Estos datos de satisfacción de los empleados deben estar respaldados por gráficos del aumento de la rotación de empleados de la empresa, de su productividad decreciente y del alto coste de la contratación y formación de nuevos empleados. Si la vida en AllerGen es tan mala como parece, los resultados serán un gigantesco voto de censura en la gestión actual. De nuevo, más datos duros para un científico.

Por último, Brad y Len deberían trabajar con el controlador para desarrollar algunas proyecciones conservadoras sobre el probable impacto de los medios de cultivo celular en la salud financiera de AllerGen. También deberían ver lo que sucedería si no perseguían los nuevos medios de comunicación. Estos datos también deben presentarse gráficamente. El costo de oportunidad de permanecer con el statu quo debe ser claro.

Después de que Harry regrese de su viaje, Brad, Len y el controlador deberían tener esa reunión con él. El controlador debe presentar gráficos de desempeño financiero y solvencia, rotación y productividad de los empleados, costos de contratación y capacitación, y el costo de oportunidad de no perseguir la oportunidad de la cultura celular y los medios de comunicación. El controlador debe responder a cualquier pregunta que se le plantee y luego marcharse.

Brad y Len deberían decirle a Harry que desearían que esta reunión no fuera necesaria, que están preocupados por él y por AllerGen, y que su interés principal es la supervivencia de la compañía. Dicho esto, deben presentar los resultados de la encuesta de satisfacción de los empleados.
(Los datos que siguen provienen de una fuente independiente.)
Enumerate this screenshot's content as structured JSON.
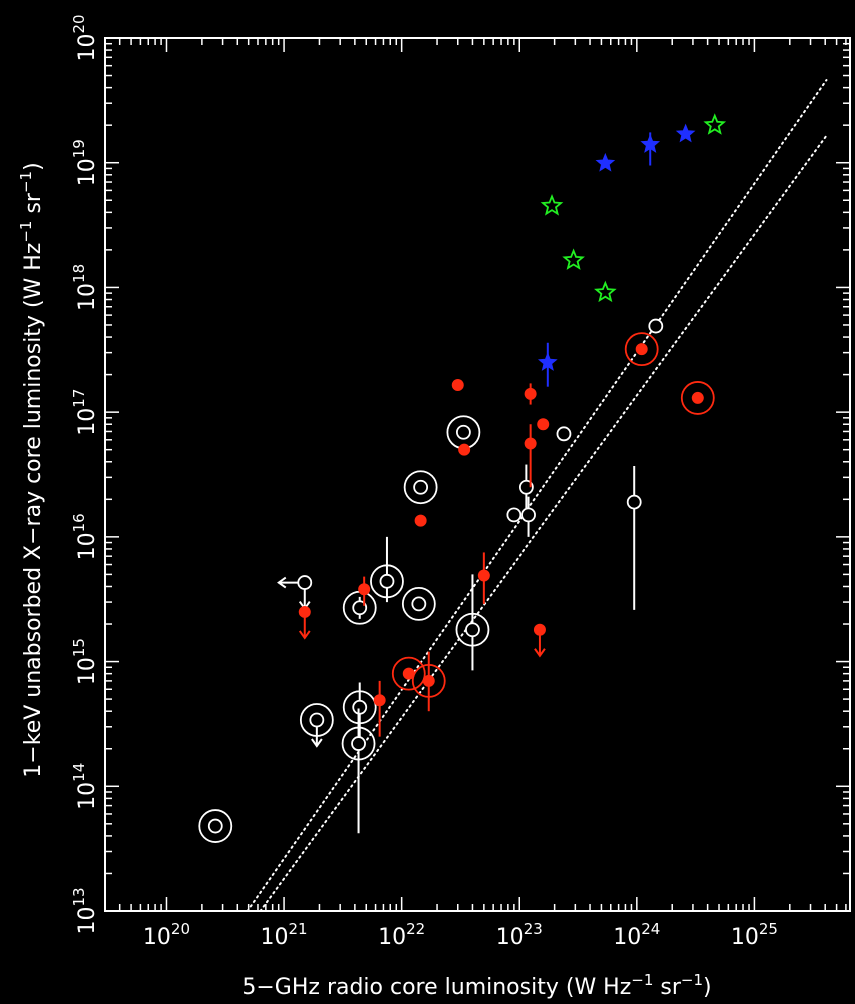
{
  "chart_data": {
    "type": "scatter",
    "title": "",
    "xlabel": {
      "pre": "5−GHz radio core luminosity (W Hz",
      "exp1": "−1",
      "mid": " sr",
      "exp2": "−1",
      "post": ")"
    },
    "ylabel": {
      "pre": "1−keV unabsorbed X−ray core luminosity (W Hz",
      "exp1": "−1",
      "mid": " sr",
      "exp2": "−1",
      "post": ")"
    },
    "x_scale": "log",
    "y_scale": "log",
    "xlim": [
      3e+19,
      6.5e+25
    ],
    "ylim": [
      10000000000000.0,
      1e+20
    ],
    "x_ticks": [
      {
        "value": 1e+20,
        "base": "10",
        "exp": "20"
      },
      {
        "value": 1e+21,
        "base": "10",
        "exp": "21"
      },
      {
        "value": 1e+22,
        "base": "10",
        "exp": "22"
      },
      {
        "value": 1e+23,
        "base": "10",
        "exp": "23"
      },
      {
        "value": 1e+24,
        "base": "10",
        "exp": "24"
      },
      {
        "value": 1e+25,
        "base": "10",
        "exp": "25"
      }
    ],
    "y_ticks": [
      {
        "value": 10000000000000.0,
        "base": "10",
        "exp": "13"
      },
      {
        "value": 100000000000000.0,
        "base": "10",
        "exp": "14"
      },
      {
        "value": 1000000000000000.0,
        "base": "10",
        "exp": "15"
      },
      {
        "value": 1e+16,
        "base": "10",
        "exp": "16"
      },
      {
        "value": 1e+17,
        "base": "10",
        "exp": "17"
      },
      {
        "value": 1e+18,
        "base": "10",
        "exp": "18"
      },
      {
        "value": 1e+19,
        "base": "10",
        "exp": "19"
      },
      {
        "value": 1e+20,
        "base": "10",
        "exp": "20"
      }
    ],
    "grid": false,
    "legend": "none",
    "colors": {
      "background": "#000000",
      "axes": "#ffffff",
      "red": "#ff2a10",
      "blue": "#1f2fff",
      "green": "#22ee22"
    },
    "lines": [
      {
        "style": "dotted",
        "color": "#ffffff",
        "x": [
          4.9e+20,
          4.1e+25
        ],
        "y": [
          10000000000000.0,
          4.6e+19
        ]
      },
      {
        "style": "dotted",
        "color": "#ffffff",
        "x": [
          6.3e+20,
          4.2e+25
        ],
        "y": [
          10000000000000.0,
          1.7e+19
        ]
      }
    ],
    "series": [
      {
        "marker": "open-circle",
        "color": "#ffffff",
        "points": [
          {
            "x": 2.6e+20,
            "y": 48000000000000.0,
            "ring": true
          },
          {
            "x": 1.9e+21,
            "y": 340000000000000.0,
            "ring": true,
            "upper_limit": true
          },
          {
            "x": 4.4e+21,
            "y": 430000000000000.0,
            "ring": true,
            "err_y": [
              200000000000000.0,
              680000000000000.0
            ]
          },
          {
            "x": 4.3e+21,
            "y": 220000000000000.0,
            "ring": true,
            "err_y": [
              42000000000000.0,
              420000000000000.0
            ]
          },
          {
            "x": 4.4e+21,
            "y": 2700000000000000.0,
            "ring": true,
            "err_y": [
              2200000000000000.0,
              3300000000000000.0
            ]
          },
          {
            "x": 7.5e+21,
            "y": 4400000000000000.0,
            "ring": true,
            "err_y": [
              3000000000000000.0,
              1e+16
            ]
          },
          {
            "x": 1.4e+22,
            "y": 2900000000000000.0,
            "ring": true
          },
          {
            "x": 1.45e+22,
            "y": 2.5e+16,
            "ring": true
          },
          {
            "x": 3.35e+22,
            "y": 6.9e+16,
            "ring": true
          },
          {
            "x": 4e+22,
            "y": 1800000000000000.0,
            "ring": true,
            "err_y": [
              850000000000000.0,
              5000000000000000.0
            ]
          },
          {
            "x": 1.5e+21,
            "y": 4300000000000000.0,
            "left_limit": true,
            "upper_limit": true
          },
          {
            "x": 9e+22,
            "y": 1.5e+16
          },
          {
            "x": 1.15e+23,
            "y": 2.5e+16,
            "err_y": [
              1.5e+16,
              3.8e+16
            ]
          },
          {
            "x": 1.2e+23,
            "y": 1.5e+16,
            "err_y": [
              1e+16,
              2.1e+16
            ]
          },
          {
            "x": 2.4e+23,
            "y": 6.7e+16
          },
          {
            "x": 9.5e+23,
            "y": 1.9e+16,
            "err_y": [
              2600000000000000.0,
              3.7e+16
            ]
          },
          {
            "x": 1.45e+24,
            "y": 4.9e+17
          }
        ]
      },
      {
        "marker": "filled-circle",
        "color": "#ff2a10",
        "points": [
          {
            "x": 1.5e+21,
            "y": 2500000000000000.0,
            "upper_limit": true
          },
          {
            "x": 4.8e+21,
            "y": 3800000000000000.0,
            "err_y": [
              2800000000000000.0,
              4800000000000000.0
            ]
          },
          {
            "x": 6.5e+21,
            "y": 490000000000000.0,
            "err_y": [
              250000000000000.0,
              700000000000000.0
            ]
          },
          {
            "x": 1.15e+22,
            "y": 800000000000000.0,
            "ring": true
          },
          {
            "x": 1.7e+22,
            "y": 700000000000000.0,
            "ring": true,
            "err_y": [
              400000000000000.0,
              1200000000000000.0
            ]
          },
          {
            "x": 1.45e+22,
            "y": 1.35e+16
          },
          {
            "x": 3e+22,
            "y": 1.65e+17
          },
          {
            "x": 3.4e+22,
            "y": 5e+16
          },
          {
            "x": 5e+22,
            "y": 4900000000000000.0,
            "err_y": [
              2900000000000000.0,
              7500000000000000.0
            ]
          },
          {
            "x": 1.25e+23,
            "y": 1.4e+17,
            "err_y": [
              1.15e+17,
              1.7e+17
            ]
          },
          {
            "x": 1.25e+23,
            "y": 5.6e+16,
            "err_y": [
              2.5e+16,
              8e+16
            ]
          },
          {
            "x": 1.6e+23,
            "y": 8e+16
          },
          {
            "x": 1.5e+23,
            "y": 1800000000000000.0,
            "upper_limit": true
          },
          {
            "x": 1.1e+24,
            "y": 3.2e+17,
            "ring": true
          },
          {
            "x": 3.3e+24,
            "y": 1.3e+17,
            "ring": true
          }
        ]
      },
      {
        "marker": "filled-star",
        "color": "#1f2fff",
        "points": [
          {
            "x": 1.75e+23,
            "y": 2.5e+17,
            "err_y": [
              1.6e+17,
              3.6e+17
            ]
          },
          {
            "x": 5.4e+23,
            "y": 9.9e+18
          },
          {
            "x": 1.3e+24,
            "y": 1.4e+19,
            "err_y": [
              9.5e+18,
              1.75e+19
            ]
          },
          {
            "x": 2.6e+24,
            "y": 1.7e+19
          }
        ]
      },
      {
        "marker": "open-star",
        "color": "#22ee22",
        "points": [
          {
            "x": 1.9e+23,
            "y": 4.5e+18
          },
          {
            "x": 2.9e+23,
            "y": 1.65e+18
          },
          {
            "x": 5.4e+23,
            "y": 9.1e+17
          },
          {
            "x": 4.6e+24,
            "y": 2e+19
          }
        ]
      }
    ]
  }
}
Brad debería decir: «Harry, AllerGen tiene dos opciones. En primer lugar, te conviertes en el presidente no ejecutivo y traspasas toda la responsabilidad de dirigir la empresa (y el autoridad para dirigirlo) a un gerente profesional que informará a un consejo de administración con una mayoría de directores externos desinteresados capaces de tomar decisiones difíciles a la luz de la dura realidad económica. O dos, la empresa se descompone, y también lo hacemos todos».

Harry es como muchos propietarios de primera generación que hemos visto en pequeñas empresas de rápido crecimiento. Confunde tener derechos con tener razón. No somos optimistas de que un fanático del control que pierde el control por las camisetas vaya a tomar la decisión correcta.

Brad y Len deberían estar listos para proponerle que AllerGen les conceda la oportunidad de la cultura celular y los medios de comunicación para que puedan correr con ella en su propia compañía separada. Quizás las regalías podrían pagar a algunos de los acreedores de AllerGen. Pero también deberían actualizar sus currículos. Harry ha hecho reservas por su cuenta económica Titanic, y parece decidido a presentarse al viaje.